Près de la moitié des personnes décédées par tumeur décède entre l'âge de 60 et 79 ans. En 2016, l'âge moyen de décès par tumeur était de 71,5 ans chez les hommes et de 73,3 ans chez les femmes.  


Les chiffres livrés par le registre des causes de décès sont toutefois à prendre avec des pincettes en ce qui concerne la tranche d'âge des plus jeunes, les 0 à 19 ans. Comme l'indique la Direction de la Santé, de nombreux enfants et jeunes adolescents malades de cancers décèdent dans des établissements hors des frontières luxembourgeoises. Ils ne figurent, par conséquent pas, sur le registre des causes de décès.

On retiendra globalement que la moitié des décès par cancer sont dus au cancer du poumon, cancer colorectal, cancer du sein, cancer de la prostate et cancer du pancréas quel que soit le sexe.

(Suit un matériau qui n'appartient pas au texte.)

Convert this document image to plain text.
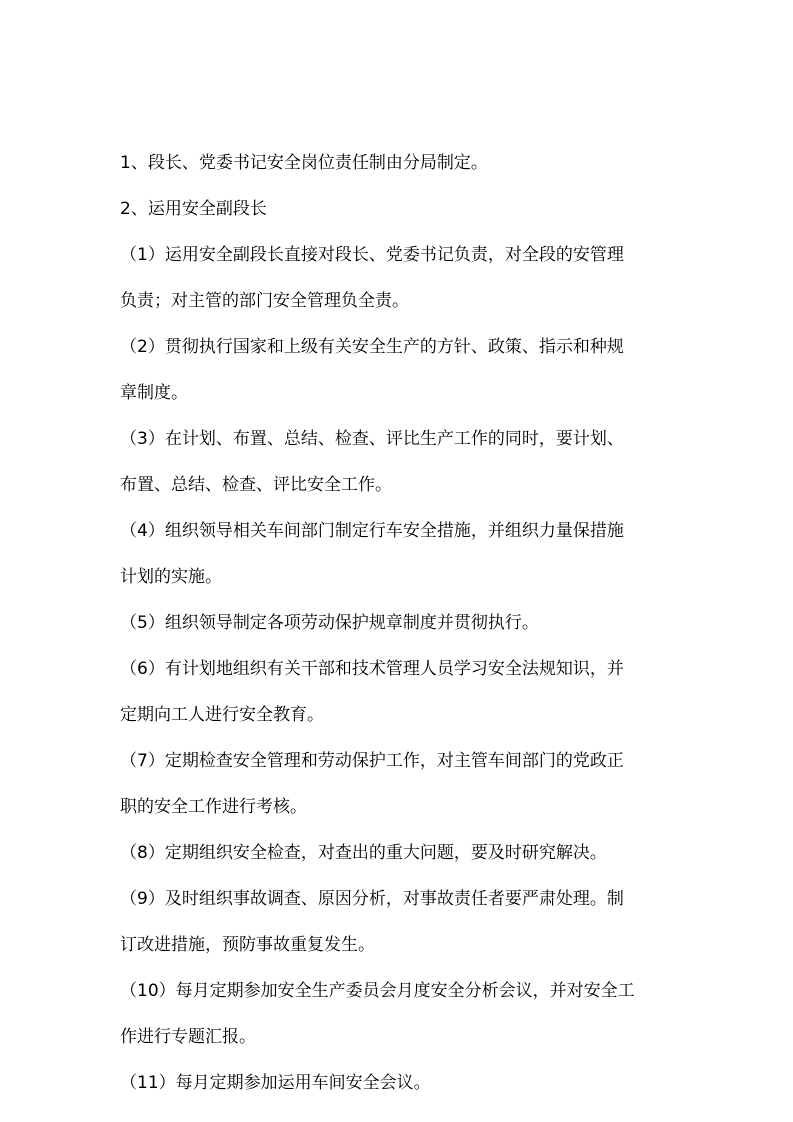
1、段长、党委书记安全岗位责任制由分局制定。
2、运用安全副段长
（1）运用安全副段长直接对段长、党委书记负责，对全段的安管理
负责；对主管的部门安全管理负全责。
（2）贯彻执行国家和上级有关安全生产的方针、政策、指示和种规
章制度。
（3）在计划、布置、总结、检查、评比生产工作的同时，要计划、
布置、总结、检查、评比安全工作。
（4）组织领导相关车间部门制定行车安全措施，并组织力量保措施
计划的实施。
（5）组织领导制定各项劳动保护规章制度并贯彻执行。
（6）有计划地组织有关干部和技术管理人员学习安全法规知识，并
定期向工人进行安全教育。
（7）定期检查安全管理和劳动保护工作，对主管车间部门的党政正
职的安全工作进行考核。
（8）定期组织安全检查，对查出的重大问题，要及时研究解决。
（9）及时组织事故调查、原因分析，对事故责任者要严肃处理。制
订改进措施，预防事故重复发生。
（10）每月定期参加安全生产委员会月度安全分析会议，并对安全工
作进行专题汇报。
（11）每月定期参加运用车间安全会议。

 Les priorités du Plan national cancer

Le Plan national cancer (PNC) poursuit les efforts de lutte coordonnée contre le cancer lancée au niveau gouvernemental depuis 2014. Il suit les recommandations du partenariat européen d'action contre le cancer (EPAAC), comme la stratégie proposée par l'Organisation Mondiale de la Santé (OMS).  

Si le PNC 2020-2024 a pour thème transversal le soutien au patient, ses principales priorités sont la digitalisation des échanges de données et l'expansion des systèmes d'information du pays, l'implémentation d'une génétique moderne et de la pathologie moléculaire à travers le développement du Centre national de génétique humaine (CNGH). Sans oublier une structuration de l'oncologie en réseaux de compétences, le développement de la recherche en oncologie translationnelle, et la reconnaissance du rôle central de l'Institut National du Cancer, installé à deux pas du CHL à Strassen.